Yesterday I took my blouse project, Advance 5455, from 1950, to my sewing teacher, Edith, to look it over. I’d gotten to a place in the instructions that had stopped me when I made the muslin five or six years ago. I was still stumped.
No wonder. I still don’t quite understand the instructions but it doesn’t matter. Edith frowned and said, “These instructions are bad.” They were directing you to clip where the front and self-facing met before you stitched the collar on.
It’s still confusing to me, but essentially you were told to do something that’s very difficult to do accurately once, let alone precisely and consistently twice, to attach each end of the collar. A simpler method virtually guaranteeing success could be so easily substituted.

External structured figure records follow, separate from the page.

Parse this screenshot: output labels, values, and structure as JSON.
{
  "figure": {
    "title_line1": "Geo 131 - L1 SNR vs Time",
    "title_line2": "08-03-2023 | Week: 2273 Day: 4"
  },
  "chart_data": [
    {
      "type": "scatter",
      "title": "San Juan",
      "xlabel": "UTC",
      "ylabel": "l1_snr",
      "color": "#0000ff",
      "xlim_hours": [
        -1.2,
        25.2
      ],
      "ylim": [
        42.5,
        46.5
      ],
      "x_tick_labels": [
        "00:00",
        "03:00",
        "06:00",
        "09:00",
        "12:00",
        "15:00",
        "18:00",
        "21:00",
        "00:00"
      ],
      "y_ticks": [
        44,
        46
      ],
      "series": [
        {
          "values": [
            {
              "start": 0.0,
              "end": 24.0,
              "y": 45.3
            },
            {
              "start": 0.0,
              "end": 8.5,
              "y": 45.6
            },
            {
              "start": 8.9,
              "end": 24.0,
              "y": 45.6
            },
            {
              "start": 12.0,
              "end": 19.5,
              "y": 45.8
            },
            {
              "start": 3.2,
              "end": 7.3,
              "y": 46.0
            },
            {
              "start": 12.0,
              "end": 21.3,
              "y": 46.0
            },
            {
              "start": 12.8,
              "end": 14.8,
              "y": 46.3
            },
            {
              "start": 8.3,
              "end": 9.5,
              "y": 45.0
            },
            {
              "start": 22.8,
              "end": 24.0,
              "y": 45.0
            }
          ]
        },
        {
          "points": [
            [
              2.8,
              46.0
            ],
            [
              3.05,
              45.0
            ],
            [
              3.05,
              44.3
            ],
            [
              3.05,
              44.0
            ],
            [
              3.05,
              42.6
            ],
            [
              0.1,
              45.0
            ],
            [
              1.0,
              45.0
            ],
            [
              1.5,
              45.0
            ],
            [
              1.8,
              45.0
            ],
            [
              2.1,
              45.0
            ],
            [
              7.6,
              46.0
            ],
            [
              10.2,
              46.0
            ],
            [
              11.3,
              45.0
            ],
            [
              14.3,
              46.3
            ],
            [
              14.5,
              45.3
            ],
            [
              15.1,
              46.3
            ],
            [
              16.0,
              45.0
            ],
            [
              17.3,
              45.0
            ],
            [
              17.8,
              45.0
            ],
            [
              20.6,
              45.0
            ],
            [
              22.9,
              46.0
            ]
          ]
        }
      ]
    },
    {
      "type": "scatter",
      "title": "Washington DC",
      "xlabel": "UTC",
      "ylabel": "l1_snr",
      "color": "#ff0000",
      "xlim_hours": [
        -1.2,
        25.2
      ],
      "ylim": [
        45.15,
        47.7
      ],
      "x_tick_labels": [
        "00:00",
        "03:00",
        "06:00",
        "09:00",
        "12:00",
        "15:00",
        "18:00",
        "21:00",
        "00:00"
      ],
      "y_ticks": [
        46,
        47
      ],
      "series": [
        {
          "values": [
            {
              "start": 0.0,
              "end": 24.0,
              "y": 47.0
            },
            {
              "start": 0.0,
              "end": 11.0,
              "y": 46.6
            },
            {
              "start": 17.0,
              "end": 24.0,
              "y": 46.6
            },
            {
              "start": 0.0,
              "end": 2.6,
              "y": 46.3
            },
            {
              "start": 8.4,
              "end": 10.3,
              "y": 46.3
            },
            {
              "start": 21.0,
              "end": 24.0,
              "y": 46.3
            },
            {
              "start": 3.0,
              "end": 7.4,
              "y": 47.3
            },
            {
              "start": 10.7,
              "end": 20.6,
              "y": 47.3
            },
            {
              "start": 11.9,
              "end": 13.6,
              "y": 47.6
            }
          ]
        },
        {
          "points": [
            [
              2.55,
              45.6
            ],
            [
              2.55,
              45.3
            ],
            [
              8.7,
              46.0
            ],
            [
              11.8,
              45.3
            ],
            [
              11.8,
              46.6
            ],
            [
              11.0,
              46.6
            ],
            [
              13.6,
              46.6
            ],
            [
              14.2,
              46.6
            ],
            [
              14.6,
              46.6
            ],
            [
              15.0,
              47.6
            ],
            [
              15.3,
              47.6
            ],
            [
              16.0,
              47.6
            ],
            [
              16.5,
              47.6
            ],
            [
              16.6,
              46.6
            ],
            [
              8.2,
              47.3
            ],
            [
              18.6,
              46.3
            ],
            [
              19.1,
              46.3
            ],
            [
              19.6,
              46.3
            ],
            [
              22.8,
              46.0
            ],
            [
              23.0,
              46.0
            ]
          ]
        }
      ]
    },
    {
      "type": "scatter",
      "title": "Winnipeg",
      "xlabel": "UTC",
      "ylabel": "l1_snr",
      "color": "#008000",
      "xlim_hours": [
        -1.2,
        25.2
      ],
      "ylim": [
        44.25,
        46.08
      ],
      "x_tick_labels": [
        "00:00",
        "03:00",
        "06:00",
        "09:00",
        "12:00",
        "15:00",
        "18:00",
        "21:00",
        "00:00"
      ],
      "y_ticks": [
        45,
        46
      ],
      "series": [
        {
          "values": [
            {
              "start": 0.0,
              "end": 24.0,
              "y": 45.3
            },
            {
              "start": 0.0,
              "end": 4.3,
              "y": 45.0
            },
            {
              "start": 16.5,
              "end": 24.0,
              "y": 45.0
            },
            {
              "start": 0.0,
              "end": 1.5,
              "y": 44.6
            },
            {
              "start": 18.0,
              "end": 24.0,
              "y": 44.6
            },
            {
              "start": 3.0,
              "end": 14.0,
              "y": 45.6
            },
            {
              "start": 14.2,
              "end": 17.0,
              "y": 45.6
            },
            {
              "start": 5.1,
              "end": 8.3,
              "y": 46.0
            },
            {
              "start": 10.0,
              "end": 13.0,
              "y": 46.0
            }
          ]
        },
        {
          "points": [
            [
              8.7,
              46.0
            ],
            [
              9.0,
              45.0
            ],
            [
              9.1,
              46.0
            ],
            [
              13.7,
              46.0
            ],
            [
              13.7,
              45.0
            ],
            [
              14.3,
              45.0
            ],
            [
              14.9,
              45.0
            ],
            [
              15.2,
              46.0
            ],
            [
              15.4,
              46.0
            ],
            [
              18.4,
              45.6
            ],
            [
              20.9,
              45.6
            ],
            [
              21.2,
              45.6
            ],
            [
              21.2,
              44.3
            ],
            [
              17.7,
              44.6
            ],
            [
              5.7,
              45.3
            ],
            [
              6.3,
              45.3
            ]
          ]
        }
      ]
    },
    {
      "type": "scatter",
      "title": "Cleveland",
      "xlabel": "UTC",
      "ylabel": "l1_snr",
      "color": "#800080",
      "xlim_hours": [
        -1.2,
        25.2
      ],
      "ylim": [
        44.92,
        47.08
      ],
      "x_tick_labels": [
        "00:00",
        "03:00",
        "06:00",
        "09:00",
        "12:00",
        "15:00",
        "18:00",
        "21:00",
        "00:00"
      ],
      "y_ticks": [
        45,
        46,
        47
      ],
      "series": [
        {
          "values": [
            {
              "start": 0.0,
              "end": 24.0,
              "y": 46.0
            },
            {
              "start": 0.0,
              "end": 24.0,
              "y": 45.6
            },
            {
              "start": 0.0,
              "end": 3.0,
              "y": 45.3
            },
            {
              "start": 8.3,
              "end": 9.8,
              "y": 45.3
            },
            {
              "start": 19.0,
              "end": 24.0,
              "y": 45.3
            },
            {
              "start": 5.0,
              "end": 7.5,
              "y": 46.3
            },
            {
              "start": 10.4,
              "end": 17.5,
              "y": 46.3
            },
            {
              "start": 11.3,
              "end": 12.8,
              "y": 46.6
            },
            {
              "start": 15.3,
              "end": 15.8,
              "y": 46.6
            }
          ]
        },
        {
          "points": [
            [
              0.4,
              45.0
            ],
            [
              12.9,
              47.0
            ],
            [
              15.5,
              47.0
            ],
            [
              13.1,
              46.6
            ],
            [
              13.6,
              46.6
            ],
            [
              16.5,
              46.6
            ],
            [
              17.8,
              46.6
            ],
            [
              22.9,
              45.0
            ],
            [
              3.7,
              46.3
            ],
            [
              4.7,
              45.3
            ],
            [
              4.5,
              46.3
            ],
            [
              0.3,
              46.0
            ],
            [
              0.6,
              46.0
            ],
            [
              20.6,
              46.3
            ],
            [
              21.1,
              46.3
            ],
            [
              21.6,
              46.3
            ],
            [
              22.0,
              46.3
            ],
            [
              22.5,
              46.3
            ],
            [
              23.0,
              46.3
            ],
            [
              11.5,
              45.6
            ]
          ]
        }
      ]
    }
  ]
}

Also, Edith disapproved of the cut-on facing. A sewn-on separate facing would provide more body and stability at the garment opening. She showed me how I could cut off the self-facing and easily draft a separate piece.
This blouse pattern didn’t come with a back facing. Instead, it directed you to face the back neckline with a bias strip. Edith recommended drafting a back facing.
Where the pattern directed you to turn under and stitch the raw edge to finish the facing, Edith recommended stitching the interfacing to the facing right sides together in a 1/4th inch seam along the unnotched edge, and then turning and pressing the facing for a neat, clean edge.

Here’s where getting an expert opinion saved me so much grief. Edith could see right away where the charming vintage pattern was calling for uncharming construction techniques that were fussy and risky.
I wonder how many potentially good sewers over the generations have been so discouraged by bad design and poor instructions that they’ve given up, thinking “I will never be good at this.”
When I was an avid cook and baker with cooking school and on-the-job training, I used to run into poor recipes and incomplete or even incorrect instructions a lot, even in cookbooks by respected authors. Having worked with experts, I developed some sense of which methods would yield good results and which wouldn’t. I usually knew where I goofed and where the recipe was a bad recipe.

This very important distinction helped me stay the course and become a pretty good home cook and baker.
It’s going to take me a good while before I can scrutinize pattern pieces and instructions and distinguish the good from the bad as well as I can with a recipe. But every time Edith points out poor design or construction choices, I gain a little knowledge–not just of a specific construction technique, but of how to think through what I’m being asked to do and what result I’m aiming for.
The fault, dear Brutus, may be in ourselves–but it may also be in the pattern.